United States, 11 Pacific Rim countries reach trade deal

In this Nov. 10, 2014 file photo, U.S. President Barack Obama, center, speaks during his meeting with leaders of the Trans-Pacific Partnership countries, in Beijing. (AP Photo/Pablo Martinez Monsivais, File)

WASHINGTON — Having hammered out an ambitious trade deal with 11 Pacific Rim countries, the Obama administration now faces a potentially tougher task: selling the deal to a skeptical Congress.

The countries reached a contentious trade pact Monday that cuts trade barriers, sets labor and environmental standards and protects multinational corporations’ intellectual property after marathon negotiating sessions in Atlanta through the weekend.

The Trans-Pacific Partnership is designed to encourage trade between the United States, Australia, Brunei, Canada, Chile, Japan, Malaysia, Mexico, New Zealand, Peru, Singapore and Vietnam. Together, the countries account for 40 percent of world economic output.

“We think it helps define the rules of the road for the Asia-Pacific region,” said U.S. Trade Rep. Michael Froman.

For President Barack Obama, the trade deal is a major victory on a centerpiece of his international agenda.

Obama has pursued the pact against the objections of many lawmakers in his own Democratic Party and instead forged rare consensus with Republicans.

Trade unions and other critics say the deal will expose American workers to foreign competition and cost jobs. Given the opposition, the pact’s “fate in Congress is at best uncertain,” said Lori Wallach, a leading TPP critic and director of Public Citizen’s Global Trade Watch.

Obama has cast the agreement as good for Americans workers and crucial to countering China and expanding U.S. influence in the Asia-Pacific.

“This partnership levels the playing field for our farmers, ranchers, and manufacturers by eliminating more than 18,000 taxes that various countries put on our products,” Obama said in a statement. “It includes the strongest commitments on labor and the environment of any trade agreement in history, and those commitments are enforceable, unlike in past agreements.”

The president has to wait 90 days before signing the pact, and only then will Congress begin the process of voting on it.

As a result, a vote on the TPP likely will not happen until well into 2016, where it is likely to get ensnarled in the politics of a presidential election year. Congress can only give the deal an up-or-down vote. It can’t amend the agreement.

Many of the tariff reductions and other changes will be phased in over several years, so benefits to the U.S. economy could take time to materialize.

Peter Petri, a professor of international finance at Brandeis University, says he doesn’t expect the deal to lead to any U.S. job gains. But he forecasts it will boost U.S. incomes by $77 billion a year, or 0.4 percent, by 2025, mostly by creating export-oriented jobs that will pay more, even as other jobs are lost.

Another target for opponents was drug companies’ efforts to protect some of their products from cheaper foreign competition.

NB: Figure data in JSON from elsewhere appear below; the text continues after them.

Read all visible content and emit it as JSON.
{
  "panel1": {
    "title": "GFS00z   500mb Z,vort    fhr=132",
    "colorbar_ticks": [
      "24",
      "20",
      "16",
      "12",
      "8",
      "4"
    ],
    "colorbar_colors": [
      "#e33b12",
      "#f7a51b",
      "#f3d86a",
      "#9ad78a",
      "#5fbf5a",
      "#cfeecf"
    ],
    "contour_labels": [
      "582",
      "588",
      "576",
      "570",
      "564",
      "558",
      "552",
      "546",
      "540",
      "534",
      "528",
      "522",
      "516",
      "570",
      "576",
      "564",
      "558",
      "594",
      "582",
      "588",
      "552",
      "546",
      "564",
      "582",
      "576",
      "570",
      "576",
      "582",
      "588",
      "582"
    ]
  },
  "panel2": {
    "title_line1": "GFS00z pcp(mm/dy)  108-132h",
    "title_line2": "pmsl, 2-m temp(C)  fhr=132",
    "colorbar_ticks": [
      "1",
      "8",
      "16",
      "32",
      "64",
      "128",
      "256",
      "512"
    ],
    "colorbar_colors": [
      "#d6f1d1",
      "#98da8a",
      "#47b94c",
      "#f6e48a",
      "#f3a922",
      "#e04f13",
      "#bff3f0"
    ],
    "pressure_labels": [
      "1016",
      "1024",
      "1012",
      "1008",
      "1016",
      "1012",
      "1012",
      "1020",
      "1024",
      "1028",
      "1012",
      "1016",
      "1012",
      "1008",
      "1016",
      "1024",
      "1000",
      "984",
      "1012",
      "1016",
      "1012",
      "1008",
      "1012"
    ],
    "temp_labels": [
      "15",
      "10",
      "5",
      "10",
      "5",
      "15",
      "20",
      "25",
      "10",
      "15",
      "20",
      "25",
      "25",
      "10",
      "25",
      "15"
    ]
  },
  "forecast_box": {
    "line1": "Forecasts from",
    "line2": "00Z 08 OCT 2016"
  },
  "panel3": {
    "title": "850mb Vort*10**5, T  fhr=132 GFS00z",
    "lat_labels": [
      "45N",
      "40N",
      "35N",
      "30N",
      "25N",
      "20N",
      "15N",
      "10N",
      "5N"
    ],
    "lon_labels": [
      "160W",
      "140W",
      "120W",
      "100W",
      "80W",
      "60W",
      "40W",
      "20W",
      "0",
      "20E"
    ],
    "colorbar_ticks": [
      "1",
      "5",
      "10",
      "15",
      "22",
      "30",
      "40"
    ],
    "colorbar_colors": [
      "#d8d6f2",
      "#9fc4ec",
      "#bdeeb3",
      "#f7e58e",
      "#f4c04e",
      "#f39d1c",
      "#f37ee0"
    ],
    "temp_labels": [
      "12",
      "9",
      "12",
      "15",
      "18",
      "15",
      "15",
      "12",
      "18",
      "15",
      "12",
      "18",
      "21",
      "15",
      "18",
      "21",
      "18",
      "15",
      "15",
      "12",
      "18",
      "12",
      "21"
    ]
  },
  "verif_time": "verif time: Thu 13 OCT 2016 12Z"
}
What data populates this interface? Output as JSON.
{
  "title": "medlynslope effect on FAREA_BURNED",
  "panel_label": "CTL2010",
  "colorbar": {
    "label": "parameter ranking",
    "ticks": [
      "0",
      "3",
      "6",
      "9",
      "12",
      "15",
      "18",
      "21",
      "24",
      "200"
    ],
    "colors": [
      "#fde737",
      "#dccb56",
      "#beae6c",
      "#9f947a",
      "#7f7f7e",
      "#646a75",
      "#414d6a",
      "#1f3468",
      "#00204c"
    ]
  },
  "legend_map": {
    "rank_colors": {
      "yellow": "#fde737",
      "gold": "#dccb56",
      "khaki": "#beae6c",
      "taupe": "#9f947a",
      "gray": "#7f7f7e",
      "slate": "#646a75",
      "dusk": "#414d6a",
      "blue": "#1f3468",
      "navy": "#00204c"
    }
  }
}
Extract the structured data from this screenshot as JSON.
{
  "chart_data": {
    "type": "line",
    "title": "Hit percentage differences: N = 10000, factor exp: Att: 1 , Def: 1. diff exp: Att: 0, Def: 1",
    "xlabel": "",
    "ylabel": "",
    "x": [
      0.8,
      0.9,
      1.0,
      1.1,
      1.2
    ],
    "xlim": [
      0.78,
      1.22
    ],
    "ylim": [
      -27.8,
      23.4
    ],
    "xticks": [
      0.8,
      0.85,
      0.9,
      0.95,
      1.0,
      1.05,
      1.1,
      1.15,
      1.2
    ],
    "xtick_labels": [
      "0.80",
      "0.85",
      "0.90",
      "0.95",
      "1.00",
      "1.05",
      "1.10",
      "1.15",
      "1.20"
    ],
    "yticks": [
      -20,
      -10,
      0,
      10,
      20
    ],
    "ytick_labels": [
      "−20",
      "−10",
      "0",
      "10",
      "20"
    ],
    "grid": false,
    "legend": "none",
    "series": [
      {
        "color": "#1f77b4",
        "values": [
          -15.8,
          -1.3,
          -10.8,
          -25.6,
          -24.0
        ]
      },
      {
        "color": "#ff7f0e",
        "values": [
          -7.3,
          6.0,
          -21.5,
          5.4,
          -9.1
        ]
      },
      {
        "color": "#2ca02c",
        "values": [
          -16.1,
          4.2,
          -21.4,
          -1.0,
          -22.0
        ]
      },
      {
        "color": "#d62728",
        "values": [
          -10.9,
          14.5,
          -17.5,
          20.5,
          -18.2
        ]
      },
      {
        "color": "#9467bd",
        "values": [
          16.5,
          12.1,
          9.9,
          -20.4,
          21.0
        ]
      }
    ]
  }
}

U.S. drug makers wanted 12 years of protection from competitors for biologics — ultra-expensive medicines produced in living cells. That is longer than in any country but the United States. Critics say blocking competition from near-copies drives up drug prices and makes them too expensive for people in poor countries.

Drug companies didn’t get the dozen years they wanted; they got about eight years of protection.

Judit Rius Sanjuan, legal policy adviser to Doctors Without Borders, said in a statement that “TPP will still go down in history as the worst trade agreement for access to medicines in developing countries, which will be forced to change their laws to incorporate abusive intellectual property protections for pharmaceutical companies.”

Critics also worried that the deal would enable multinational companies to challenge different countries’ laws and regulations in private tribunals on the grounds they inhibit trade, undermining local laws on public health and the environment. But in a statement Monday, the trade ministers in Atlanta said the TPP has safeguards that prevent “abusive and frivolous claims and ensure the right of governments to regulate in the public interest, including on health, safety, and environmental protection.”

Late last month, 160 members of Congress wrote Obama urging that the TPP include measures to stop countries from manipulating their currencies to give their exporters a price advantage. The final pact, however, doesn’t include provisions on currency.

The U.S. Treasury Department said Monday that the countries will continue to separately work together “strengthen macroeconomic cooperation, including on exchange rate issues.”